San Lazzaro prima del manicomio

Tra le oreficerie dei Musei Civici è conservato un calice, di fattura goticheggiante, che reca la data 1420 e la scritta “questo calice è di San Lazzaro”. Nel Medioevo i “diversi” (eretici, vagabondi, esclusi, giullari, ebrei, deformi, lebbrosi, pazzi etc.) formano l’ambigua “famiglia del diavolo”. La società medievale ha, nei loro confronti, un atteggiamento ambivalente: ne ha paura ma se ne sente attratta. Li tiene a distanza ma ha bisogno di questi paria perché da un lato con le loro evidenti disgrazie rammentano la presenza del male, dall’altro, attraverso le cure che loro presta, si forma una buona coscienza. Questi complessi sentimenti giustificano la nascita, nel 1217, del lebbrosario dedicato a S. Lazzaro. Fuori dalla città ma vicino ad essa, lungo la via Emilia. L’ospizio vive di carità, ha un proprio rettore nominato dal Vescovo, le più importanti decisioni vengono però prese in accordo con gli infermi. Un documento riporta testualmente “Il Rettore insieme con gli infermi e gli infermi col Rettore ebbero a decidere in più e più riunioni”. Un vero e proprio regime di autogestione. Una comunità separata con regole proprie. All’interno del lebbrosario si vive in una società non gerarchizzata, da “corte dei miracoli”, ove ci si concede licenze altrove vietate.

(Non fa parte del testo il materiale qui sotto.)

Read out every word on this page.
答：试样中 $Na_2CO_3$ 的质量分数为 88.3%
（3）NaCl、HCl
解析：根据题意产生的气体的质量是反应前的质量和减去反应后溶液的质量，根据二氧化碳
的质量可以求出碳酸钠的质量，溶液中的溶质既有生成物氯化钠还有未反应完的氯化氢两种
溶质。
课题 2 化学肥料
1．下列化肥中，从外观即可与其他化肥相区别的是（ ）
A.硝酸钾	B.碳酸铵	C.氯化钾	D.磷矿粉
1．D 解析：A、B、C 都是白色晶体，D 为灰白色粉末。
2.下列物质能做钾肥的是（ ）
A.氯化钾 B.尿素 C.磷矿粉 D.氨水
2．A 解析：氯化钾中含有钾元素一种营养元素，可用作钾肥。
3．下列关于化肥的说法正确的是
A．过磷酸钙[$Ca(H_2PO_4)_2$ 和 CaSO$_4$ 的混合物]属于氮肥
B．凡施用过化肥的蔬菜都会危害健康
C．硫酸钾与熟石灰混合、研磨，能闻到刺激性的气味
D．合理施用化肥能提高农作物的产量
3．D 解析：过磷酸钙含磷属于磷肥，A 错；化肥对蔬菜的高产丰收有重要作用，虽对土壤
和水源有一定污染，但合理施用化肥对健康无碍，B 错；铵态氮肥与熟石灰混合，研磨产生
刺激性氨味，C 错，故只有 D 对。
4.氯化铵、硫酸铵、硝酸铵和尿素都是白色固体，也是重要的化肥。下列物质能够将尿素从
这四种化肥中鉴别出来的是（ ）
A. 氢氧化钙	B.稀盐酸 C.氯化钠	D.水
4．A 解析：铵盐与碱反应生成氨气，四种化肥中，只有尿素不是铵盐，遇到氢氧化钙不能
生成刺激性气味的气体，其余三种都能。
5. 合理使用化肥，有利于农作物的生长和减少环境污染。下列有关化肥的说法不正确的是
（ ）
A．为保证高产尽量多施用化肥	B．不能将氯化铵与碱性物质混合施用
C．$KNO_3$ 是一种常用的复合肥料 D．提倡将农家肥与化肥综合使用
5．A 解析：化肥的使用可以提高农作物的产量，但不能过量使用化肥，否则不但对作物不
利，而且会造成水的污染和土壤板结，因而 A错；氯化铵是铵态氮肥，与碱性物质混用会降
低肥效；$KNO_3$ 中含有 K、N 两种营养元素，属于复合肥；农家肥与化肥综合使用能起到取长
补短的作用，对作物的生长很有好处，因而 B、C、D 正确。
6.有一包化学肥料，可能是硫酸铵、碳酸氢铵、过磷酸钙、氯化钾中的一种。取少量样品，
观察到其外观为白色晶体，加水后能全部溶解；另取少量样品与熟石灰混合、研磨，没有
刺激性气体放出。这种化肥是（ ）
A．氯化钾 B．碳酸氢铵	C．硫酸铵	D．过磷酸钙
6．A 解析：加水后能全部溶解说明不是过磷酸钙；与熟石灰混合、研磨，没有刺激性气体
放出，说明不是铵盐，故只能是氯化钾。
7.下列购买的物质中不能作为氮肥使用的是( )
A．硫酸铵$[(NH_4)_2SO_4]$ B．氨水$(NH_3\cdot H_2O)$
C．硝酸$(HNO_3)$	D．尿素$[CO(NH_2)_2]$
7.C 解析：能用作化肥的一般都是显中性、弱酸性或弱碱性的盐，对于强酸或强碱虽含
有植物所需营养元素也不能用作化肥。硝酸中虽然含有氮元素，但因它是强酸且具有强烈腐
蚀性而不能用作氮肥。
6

Nel 1435 ci si lamenta che gli infermi “giocano d’azzardo giorno e notte…gli uomini e le donne vivono promiscuamente con comportamenti turpi e disonesti”.
Nel 1455 l’ospizio passa sotto la tutela del Comune. La carità é sostituita dall’assistenza e con l’assistenza giungono le regole e le mura. Entro questa mura un numero sempre maggiore di “pazzerelli” prende il posto dei precedenti ospiti. Nel 1755 il duca Francesco III d’Este decreta che l’ospizio dovesse accogliere solamente “insani di mente”. (A. M.)